Daddy grumbled, but eventually he'd called Chuck's parents. They reassured him that Chuck and Janelle wouldn't be alone, that Janelle would share a hotel room with Chuck's sister, and that they just wanted to give Janelle a chance to experience New York City, since she'd never been there. Daddy finally agreed to let her go, but then subjected us all to a Triple B lecture as a consequence.

Later that evening, my parents had gone out to a movie, Janelle was out with Chuck, and Dee was at her friend Monique's house. I was in our bedroom trying to work on my college applications. I wanted to go to either Westcott University or McCaffrey College, the two most prestigious schools in Greater Meryton.

I had thought I had a good chance of getting into both of them until I became a part of the LOFTY Dreams program. Sheila and Paul had told us not to discuss our SAT scores, so of course, the first thing we did was discuss them. My scores were 580 on the critical reading, 600 on the writing, and 560 on the math. Not bad, but a lot of the kids in the program had done better, and Peter, Stacy and Will had near perfect scores.

Now I was focused on trying to make my essays really good. After several attempts, I grew frustrated and decide to forget about my applications, at least for tonight.

I stood up and stretched, and as I did so, I spotted the card Geo had given me on the dresser. I took it and went to the living room to use the phone.

When Geo answered, I said, "Hi, it's Liz.

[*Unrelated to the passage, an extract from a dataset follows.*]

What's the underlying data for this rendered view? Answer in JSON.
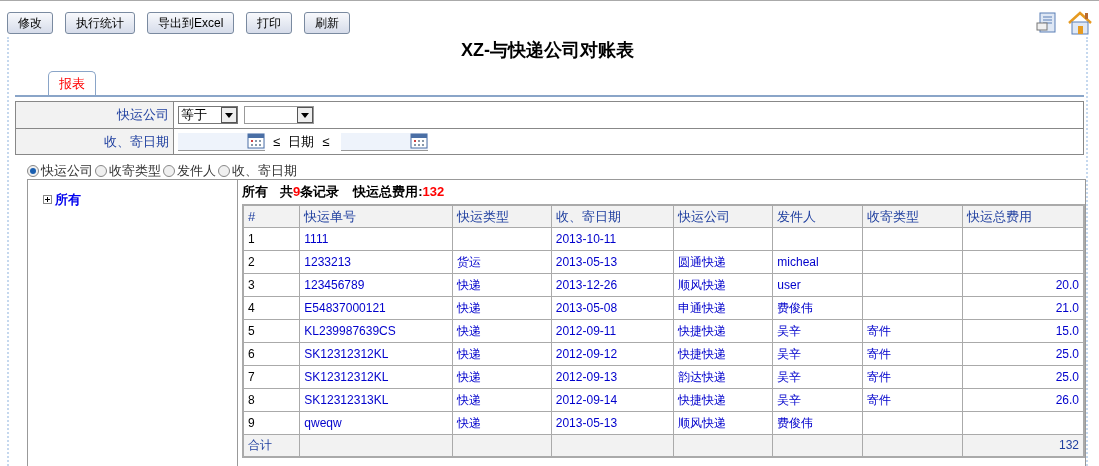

Do you remember meeting me at the hotel?"

"Of course I remember you. You're my very smart friend. How are you tonight?"

I smiled. "I'm good. I was just at home with nothing to do, so I thought about you and decided to call."

"Then we have something in common. I was sitting at home with nothing to do and hoping a pretty girl would call me. And what do you know."

Cute, I thought. "Hey, can I ask you something?"


"How old are you?"

"I just turned nineteen. Why?"

Good, not too old. "Just wondering. So what do you do when you're not working?"

"Weeeeeell," Geo answered, stretching out the word, "I lead a boring life. Sitting around waiting three weeks for a pretty girl to call."

I started laughing. "OK, it took me a while, but I'm calling now."

"Wanna make up for lost time?" he asked in a suggestive voice.

"I don't think so."

Geo laughed. "OK, I'll take that. When you lead a boring life, you have to take what you can get."

I changed the subject. "How long have you been working at the hotel?"

"A few months. It's all right. Serving food's not my goal, though."

"I didn't think it would be. You seem pretty smart yourself."

"Why, thank you. If you said it, Liz, it must be true."

I smiled again. I liked this guy. "What is your goal?"

"I want to be a chef."


"Yeah, I love to cook. I almost had a chance to go to culinary arts school, but Will got in the way of that."

"That's right, you were going to tell me a story about how you ended up as his foster brother."

"It's a long, sad story. You sure you want to hear it?"

"Yeah, I do."

"Okay then. My mom was a crackhead, her boyfriend used to beat me, so I ended up in foster care at age seven."

"Wow. I'm so sorry."

"Yeah, well, it is what it is. But it made me a bad kid. I was always in trouble at school, and most of the foster homes I was in didn't want to keep me for long."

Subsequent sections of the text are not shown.